O pavor tomou conto do jovem Lima, ao ver o estado dos pés do velho Antenor.

-Salve minha neta... Por favor, leve-a, antes que o solo desabe...

-Mas senhor...

-Vá logo! Não há mais tempo!

-Sim senhor.

Lima pegou Jéssica, enquanto Antenor, mesmo ferido, colocava o equipamento de segurança na neta.

-Eu disse que você iria sobreviver não disse? Cumpro minha promessa filha. Eu nunca me perdoaria se você morresse diante dos meus velhos e fatigados olhos, sei que é doloso cada segundo que nos aproximamos da morte. Mas, adorei viver com você filha. Meu jovem, quando ela acordar, diga toda a verdade, conte sobre este momento de tensão, e diga a ela que eu a amo e continuarei amando. Obrigado por salvar minha Jéssica.

-Digna de um herói sua atitude senhor.

Lima foi içado pelo helicóptero junto Jéssica, que ainda estava inconsciente, permanecia de pé, olhando pela última vez o rosto da neta. Houve uma forte explosão em um dos andares, impacto tão forte que fez Jéssica acordar. Quando abriu os sentiu que não estava com os pés no chão, via toda a cidade pelo resgate aéreo. São João já não era a mesma cidade, o estrago foi catastrófico. Muitos carros do exército circulavam pela cidade, a situação já estava sobre controle. Conseguiu ver do alto Cesar e Ricardo recebendo os primeiros socorros, mas não viu Antenor:

-Vovô... Onde você está?...

A voz ainda era fraca, Jéssica não tinha mais forças.

-Vovô, cadê você?

-Ele morreu.

-Não! Você só pode estar mentindo! Isso não é verdade...

-Ele me pediu que dissesse toda verdade. Disse que tinha cumprido a promessa de tirá-la viva daqui, e que eu a levasse para um local seguro. Seu avô foi um heroi, abdicou a própria vida por você.

Um rio de lágrimas desaguou dos olhos de Jéssica que lamentava pelo ocorrido.

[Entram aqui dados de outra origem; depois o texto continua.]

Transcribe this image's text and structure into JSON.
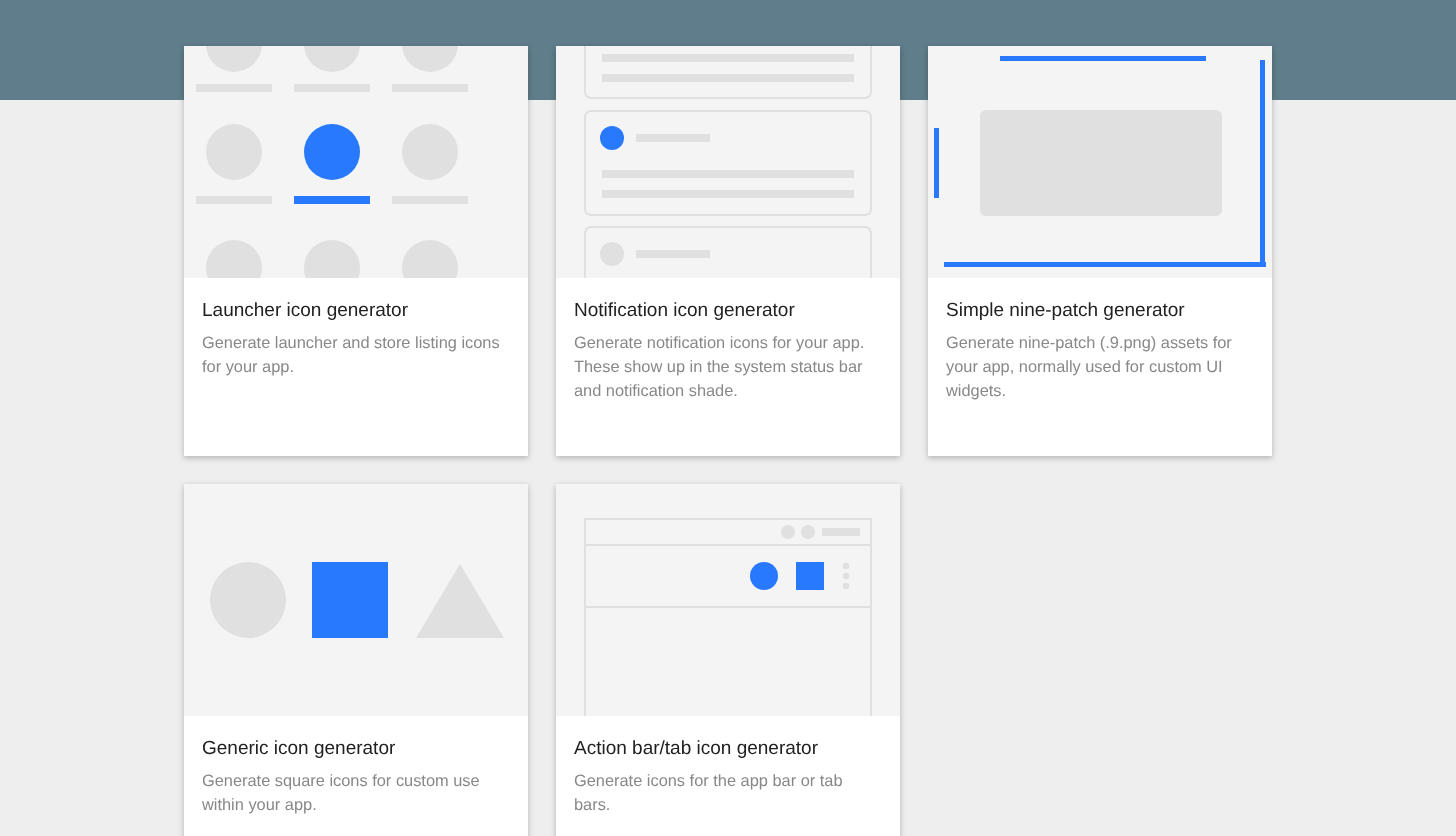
{
  "cards": [
    {
      "kind": "launcher",
      "title": "Launcher icon generator",
      "description": "Generate launcher and store listing icons for your app."
    },
    {
      "kind": "notification",
      "title": "Notification icon generator",
      "description": "Generate notification icons for your app. These show up in the system status bar and notification shade."
    },
    {
      "kind": "ninepatch",
      "title": "Simple nine-patch generator",
      "description": "Generate nine-patch (.9.png) assets for your app, normally used for custom UI widgets."
    },
    {
      "kind": "generic",
      "title": "Generic icon generator",
      "description": "Generate square icons for custom use within your app."
    },
    {
      "kind": "actionbar",
      "title": "Action bar/tab icon generator",
      "description": "Generate icons for the app bar or tab bars."
    }
  ]
}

Não sentia nada além da tristeza, somente um vazio interminável ocupava o seu coração. Sabia que viveria só.

Enfim, depois da tempestade, o astro rei surge novamente, porém, não deixando o dia mais belo, foi somente para selar o fim da carnificina. Ainda havia muito rastros de sangue, os homens tiveram muito trabalho para limpar a área.

Num hospital de emergência, os médicos colocaram Jéssica na maca, dando a mesma os primeiros socorros. Já estava melhor, conversava normalmente com os médicos, respondia todos os sinais, estava clinicamente bem. Surge um homem na porta do leito:

-Como você está filha?

Jéssica o reconheceu. Sua mente que estava vazia rapidamente acumulou-se de ódio:

-Como o senhor tem coragem de aparecer aqui? Por sua causa meu avô morreu! Eu nunca vou esquecer o que o senhor fez diante do bloqueio. Eu juro pela minha vida, que alguém vai pagar por tudo isso. E o senhor está entre eles Dr. Dutra. Por que negou ajuda ao seu melhor amigo? Seria mesmo uma demonstração de amizade o que o senhor fez? Não, um verdadeiro amigo vai até as últimas consequencias, por mais crítica que seja a situação. Acho o melhor o senhor ir embora.

Por bem Dr. Dutra achou melhor se retirar.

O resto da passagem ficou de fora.